Nobel Prize winning economist Ronald Coase recalls that during Britain's July 1945 parliamentary election campaign Winston Churchill cited Hayek in his dramatic campaign speeches, to help show that a Labor Party win would mean tyranny. Labor Party leader Clement Atlee ridiculed Hayek and defeated Churchill. Soon afterwards, Atlee began seizing coal, steel, railroads, ports and other businesses, and began extending rationing to basic foods such as potatoes, even though war was over.
Opposition to Hayek's ideas was fierce in the United States, and a number of publishers rejected the book, but there were friends of freedom who worked wonders. Hayek authorized fellow Austrian economist Fritz Machlup, then working in Washington, to try finding an American publisher, but he was unsuccessful. He gave a copy of the Routledge page proofs to University of Chicago economics professor Aaron Director who met Hayek in 1943 when both were teaching at the London School of Economics. Director passed the page proofs to Frank Knight, founding father of the "Chicago School." Knight apparently gave them to William T. Couch, a classical liberal friend at the University of Chicago Press which agreed to publish the book on September 18, 1944. But since nobody expected it would sell many copies, the initial printing was only 2,000. It was a little wartime edition about 4- 7/8ths by 6-3/4 inches.
To help the book gain a hearing, the publishers asked John Chamberlain, respected book editor for Harper's magazine and a devout libertarian, to write a foreword. His name appeared prominently on the cover.
The initial reception was cool. On September 20, 1944, New York Times daily book reviewer Orville Prescott called it a "sad and angry little book."
But then New York Times economics editorial writer Henry Hazlitt weighed in with a home run: a 1,500 word blockbuster review on the front page of the Sunday New York Times Book Review, September 24, 1944. Hazlitt declared that "Friedrich Hayek has written one of the most important books of our generation." The University of Chicago Press ordered another printing. The book sold 22,000 copies by year-end and sold this much again by spring 1945.
Meanwhile, Reader's Digest editors DeWitt and Lila Acheson Wallace expressed interest in publishing an excerpt from the book, and the University of Chicago Press, eager to reach a popular audience, seems to have given away those rights for nothing. Hayek later remarked he never got a penny. In any case, The Road to Serfdom filled the first 20 pages of the April 1945 Reader's Digest under a banner headline drawn from Hazlitt's review: "One of the Most Important Books of Our Generation." This brought Hayek's story to about 8 million people in the U.S. alone. Subsequently, Book-of-the-Month Club distributed some 600,000 copies of a condensed edition.
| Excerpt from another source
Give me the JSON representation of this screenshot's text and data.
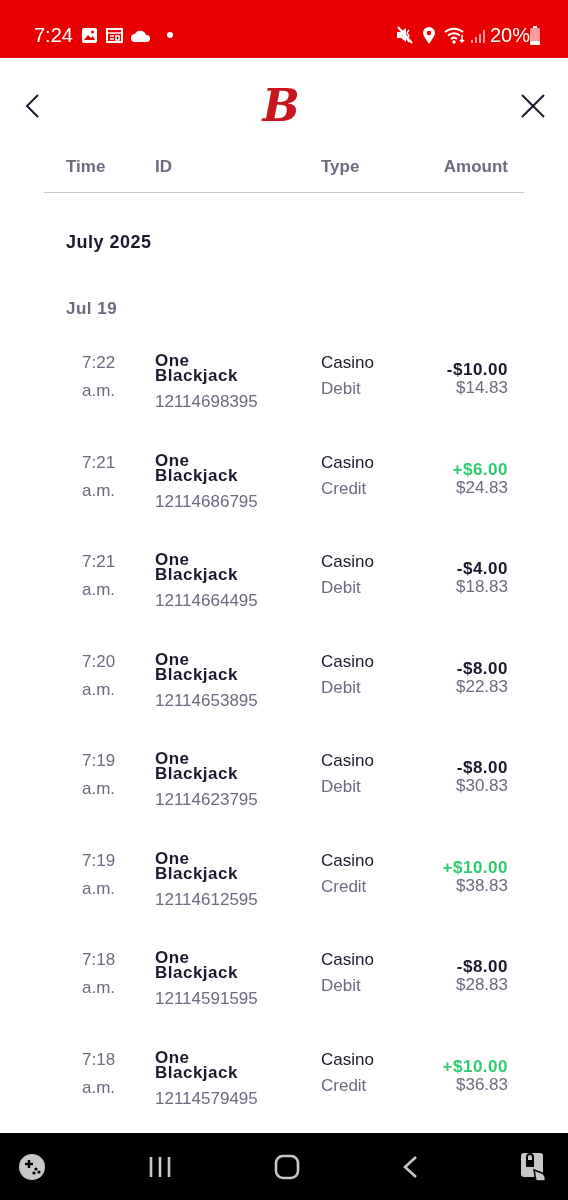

Sales records are incomplete, but there were a good many more printings after that, and the book eventually sold at least 230,000 copies in the U.S. Hayek went on a U.S. lecture tour, including prestigious places like Harvard University, and he decided he rather liked being a lightning rod for freedom. He expressed his views in popular publications like the Chicago Sun, Boston Traveler and New York Times Magazine. He met many friends of freedom with whom he was to collaborate in later years. Three dozen friends joined him to found the international Mont Pelerin Society.
One of Hayek's friends, Milton Friedman, recalls that "From the time I first read some of his works, and even more from the time in the mid-1940s that I first met Friedrich Hayek, his powerful mind, his moral courage, his lucid and always principled exposition have helped to broaden and deepen my understanding of the meaning and the requisites of a free society."